Cette année fut particulièrement marquante. Le rapport alarmant du GIEC (Groupe d’experts intergouvernemental sur l’évolution du climat), sorti en octobre 2018 dernier, nous a donné la tant attendue “claque dans le visage”. Plusieurs refusaient de le voir ou même encore d’y croire. Il est maintenant plutôt naïf d’y faire abstraction. Cette claque, c’est elle:

« Limiter le réchauffement climatique à 1,5 °C pourrait faire la différence entre la vie et la mort pour bon nombre d'humains et d'écosystèmes dans les prochaines décennies », prévient le

Groupe d'experts intergouvernemental sur l'évolution du climat (GIEC).

 

Et les scientifiques du GIEC ont peu d'espoir de voir l'humanité relever ce défi.

Le rapport du
GIEC 2018
en chiffres

L’heure du changement

La Suède, pays originaire de Greta Thunberg, comme plusieurs autres de l’hémisphère Nord, ont fait face durant l'été 2018 à des vagues de chaleur et des feux de forêt sans précédent.

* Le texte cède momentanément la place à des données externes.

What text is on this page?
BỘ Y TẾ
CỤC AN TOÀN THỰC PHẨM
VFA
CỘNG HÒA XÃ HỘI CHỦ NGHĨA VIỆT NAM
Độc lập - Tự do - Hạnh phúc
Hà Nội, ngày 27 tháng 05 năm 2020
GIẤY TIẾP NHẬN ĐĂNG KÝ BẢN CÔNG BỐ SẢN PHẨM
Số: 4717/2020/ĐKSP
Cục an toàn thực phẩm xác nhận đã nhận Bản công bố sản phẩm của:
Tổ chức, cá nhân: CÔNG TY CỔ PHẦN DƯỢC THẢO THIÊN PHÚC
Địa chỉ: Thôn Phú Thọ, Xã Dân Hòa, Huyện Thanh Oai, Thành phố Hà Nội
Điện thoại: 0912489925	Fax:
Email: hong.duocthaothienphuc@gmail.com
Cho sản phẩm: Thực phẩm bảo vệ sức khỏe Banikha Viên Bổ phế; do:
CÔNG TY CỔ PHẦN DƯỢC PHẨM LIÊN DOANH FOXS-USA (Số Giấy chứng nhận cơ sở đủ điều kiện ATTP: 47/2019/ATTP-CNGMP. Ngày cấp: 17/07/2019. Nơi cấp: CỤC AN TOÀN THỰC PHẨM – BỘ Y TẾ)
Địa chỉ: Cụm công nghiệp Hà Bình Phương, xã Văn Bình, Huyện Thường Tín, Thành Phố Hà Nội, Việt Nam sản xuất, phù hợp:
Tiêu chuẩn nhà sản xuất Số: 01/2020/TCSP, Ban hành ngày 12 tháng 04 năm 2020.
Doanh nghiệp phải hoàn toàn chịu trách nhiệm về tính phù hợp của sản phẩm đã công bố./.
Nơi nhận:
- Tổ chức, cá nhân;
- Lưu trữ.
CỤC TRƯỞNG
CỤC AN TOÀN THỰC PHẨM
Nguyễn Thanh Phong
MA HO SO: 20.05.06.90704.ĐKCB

Elle demande donc à son gouvernement que le plan pour réduire les émissions de carbone, entendu par l'accord de Paris, soit respecté. Elle manifeste chaque vendredi depuis ce jour durant les heures d'école. Elle a maintenant dépassée le cap des 30 semaines consécutives. Sur les réseaux sociaux, elle utilise les hashtags #Klimatstrejka, #ClimateStrike et #FridaysforFuture. Sa grève du vendredi a su retenir l'attention du monde entier et inspirer plusieurs autres jeunes à joindre le mouvement.

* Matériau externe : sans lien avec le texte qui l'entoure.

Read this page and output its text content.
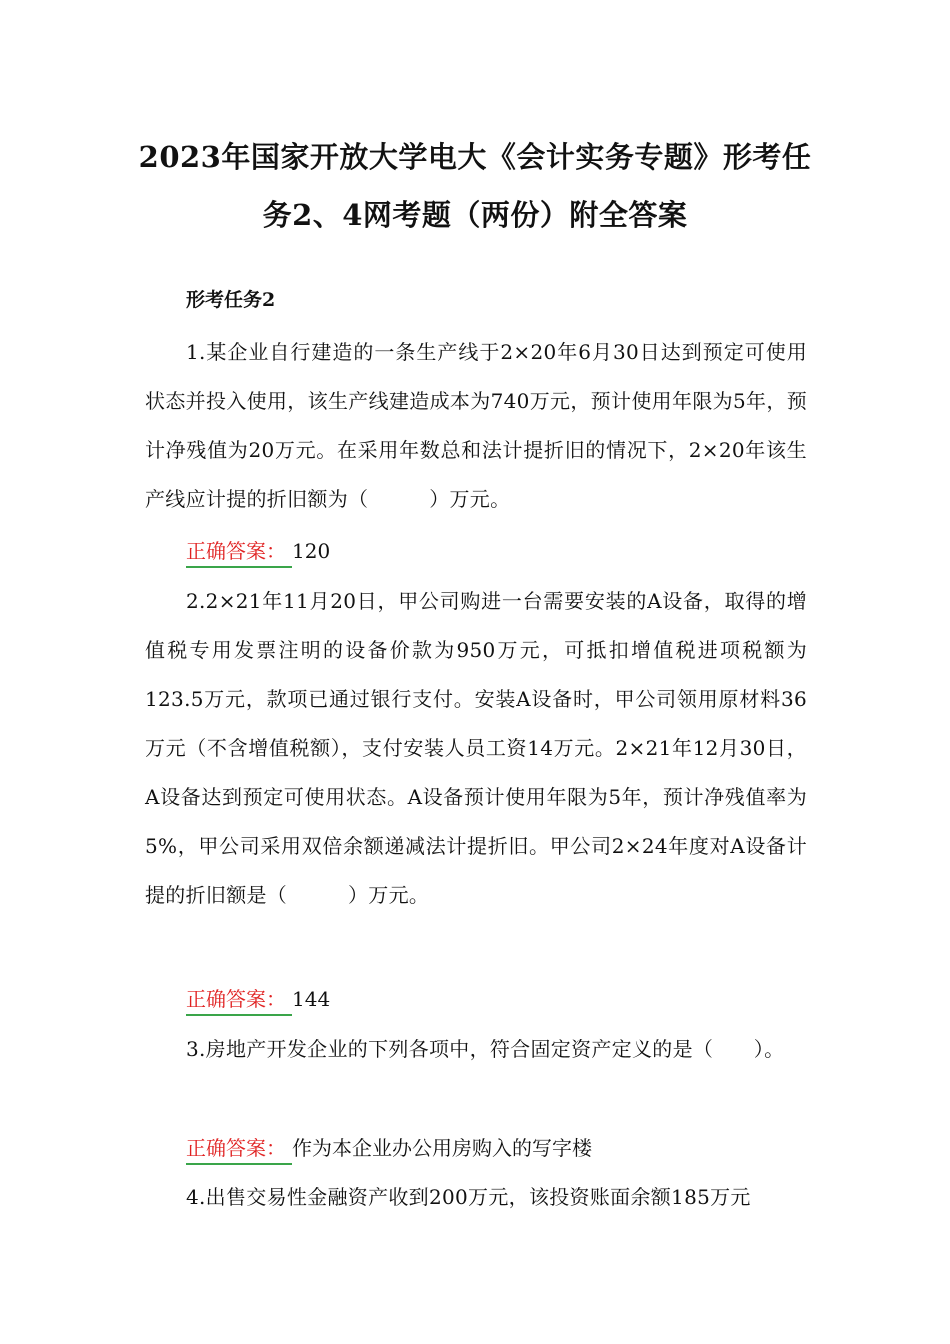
2023年国家开放大学电大《会计实务专题》形考任
务2、4网考题（两份）附全答案
形考任务2
1.某企业自行建造的一条生产线于2×20年6月30日达到预定可使用状态并投入使用，该生产线建造成本为740万元，预计使用年限为5年，预计净残值为20万元。在采用年数总和法计提折旧的情况下，2×20年该生产线应计提的折旧额为（　　　）万元。
正确答案： 120
2.2×21年11月20日，甲公司购进一台需要安装的A设备，取得的增值税专用发票注明的设备价款为950万元，可抵扣增值税进项税额为123.5万元，款项已通过银行支付。安装A设备时，甲公司领用原材料36万元（不含增值税额），支付安装人员工资14万元。2×21年12月30日，A设备达到预定可使用状态。A设备预计使用年限为5年，预计净残值率为5%，甲公司采用双倍余额递减法计提折旧。甲公司2×24年度对A设备计提的折旧额是（　　　）万元。
正确答案： 144
3.房地产开发企业的下列各项中，符合固定资产定义的是（　　）。
正确答案： 作为本企业办公用房购入的写字楼
4.出售交易性金融资产收到200万元，该投资账面余额185万元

La jeunesse se fait entendre
Le 4 décembre 2018, Thunberg est invité à s'adresser à la COP24, lors du sommet des Nations unies sur les changements climatiques. Elle dit :

« Ceci est la crise la plus grave que l'humanité ait jamais subie [...] Notre biosphère est sacrifiée pour que les riches des pays comme le mien puissent vivre dans le luxe. Ce sont les souffrances du plus grand nombre qui paient pour le luxe du plus petit nombre. Et si les solutions au sein du système sont impossibles à trouver, nous devrions peut-être changer le système lui-même. »

 

« Nous ne sommes pas venus ici pour supplier les dirigeants du monde de s'inquiéter […] nous sommes venus pour vous dire que c'est l'heure du changement, que ça vous plaise ou non. »

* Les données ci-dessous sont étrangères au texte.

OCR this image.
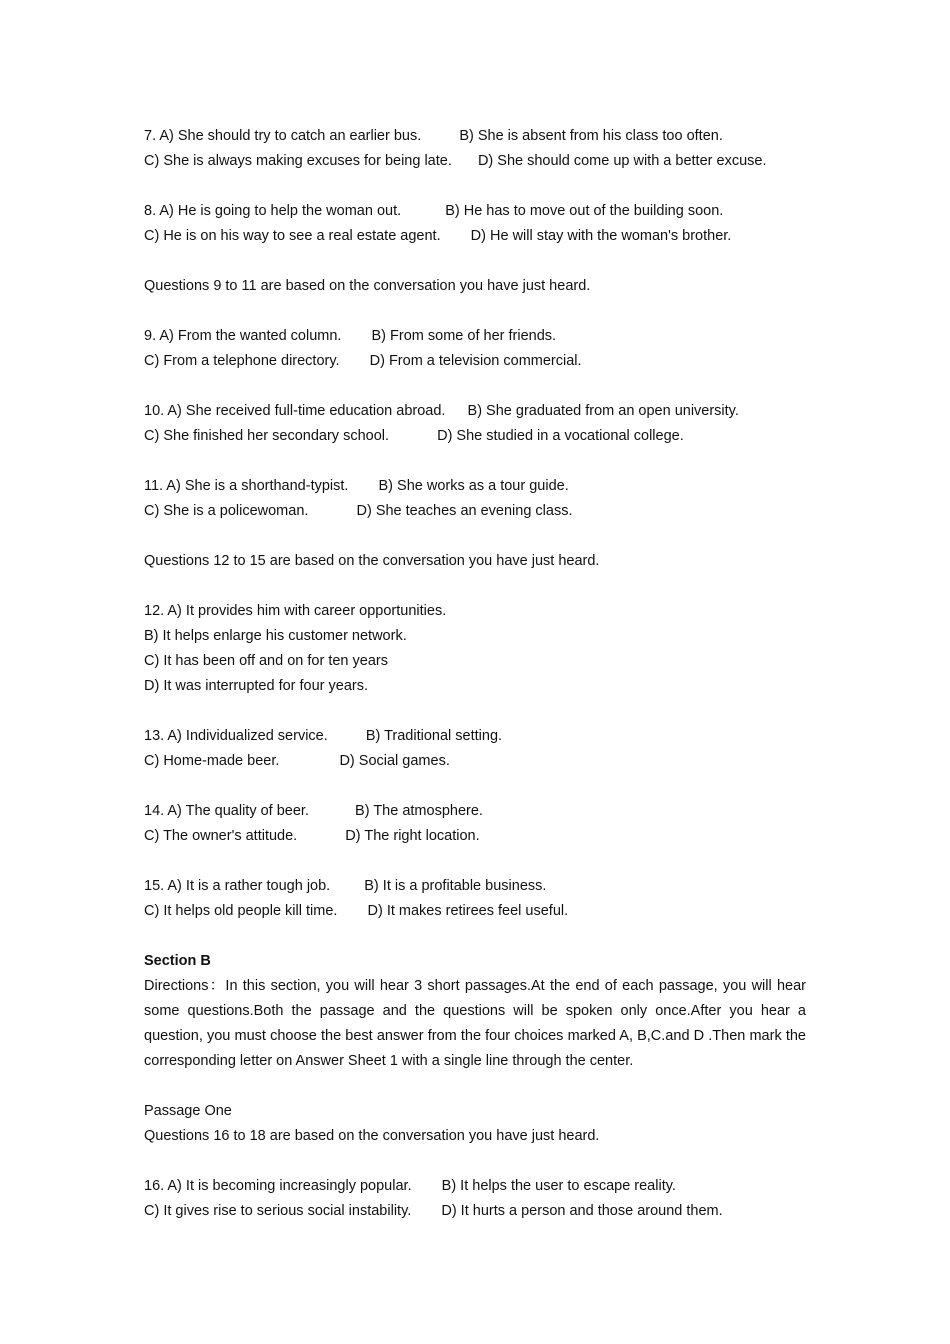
7. A) She should try to catch an earlier bus.	B) She is absent from his class too often.
C) She is always making excuses for being late. D) She should come up with a better excuse.
8. A) He is going to help the woman out.	B) He has to move out of the building soon.
C) He is on his way to see a real estate agent. D) He will stay with the woman's brother.
Questions 9 to 11 are based on the conversation you have just heard.
9. A) From the wanted column. B) From some of her friends.
C) From a telephone directory. D) From a television commercial.
10. A) She received full-time education abroad. B) She graduated from an open university.
C) She finished her secondary school.	D) She studied in a vocational college.
11. A) She is a shorthand-typist. B) She works as a tour guide.
C) She is a policewoman.	D) She teaches an evening class.
Questions 12 to 15 are based on the conversation you have just heard.
12. A) It provides him with career opportunities.
B) It helps enlarge his customer network.
C) It has been off and on for ten years
D) It was interrupted for four years.
13. A) Individualized service.	B) Traditional setting.
C) Home-made beer.	D) Social games.
14. A) The quality of beer.	B) The atmosphere.
C) The owner's attitude.	D) The right location.
15. A) It is a rather tough job. B) It is a profitable business.
C) It helps old people kill time. D) It makes retirees feel useful.
Section B
Directions：In this section, you will hear 3 short passages.At the end of each passage, you will hear some questions.Both the passage and the questions will be spoken only once.After you hear a question, you must choose the best answer from the four choices marked A, B,C.and D .Then mark the corresponding letter on Answer Sheet 1 with a single line through the center.
Passage One
Questions 16 to 18 are based on the conversation you have just heard.
16. A) It is becoming increasingly popular. B) It helps the user to escape reality.
C) It gives rise to serious social instability. D) It hurts a person and those around them.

Greta Thunberg, 16 ans, est aujourd’hui en liste pour un prix Nobel de la paix pour son cri du coeur. Mademoiselle Thunberg a réussi à faire passer son message plus que quiconque ne l’avait fait dans le passé. Et Greta n’est pas seule. Aux quatre coins du monde, les jeunes s’éduquent et s’activent pour l’environnement. Ils mettent en place des milliers d’initiatives chaque seconde pour réinventer le monde dans lequel ils se projettent. Le 15 mars dernier, ceux qui se sentaient seuls et isolés dans cette bataille climatique se sont retrouvés au coeur d’une réelle marée humaine. Plus de 1.5 million de personnes, toutes générations confondues, ont marché les rues de la planète pour appuyer le mouvement. Plus de 2083 endroits, dans 125 pays et sur tous les continents se sont mobilisés.

Et maintenant?

Saurons-nous décarboniser notre atmosphère, nettoyer nos berges et nos océans, faire repousser nos forêts, mieux nous alimenter, consommer…nous soigner?

 

Un dicton dit: “On ne voit clair qu’avec les yeux du coeur.”

 

Saurons-nous écouter notre cœur et agir conséquemment? Saurons-nous écouter nos enfants? Saurons-nous reconnaître leurs droits pour vivre dans un monde plus juste et plus sain?

Le 15 mars 2019 est maintenant passé à l’histoire.

Le message est clair, il ne reste qu’à nous de passer à l’action.

 

Le climat change, pourquoi pas nous?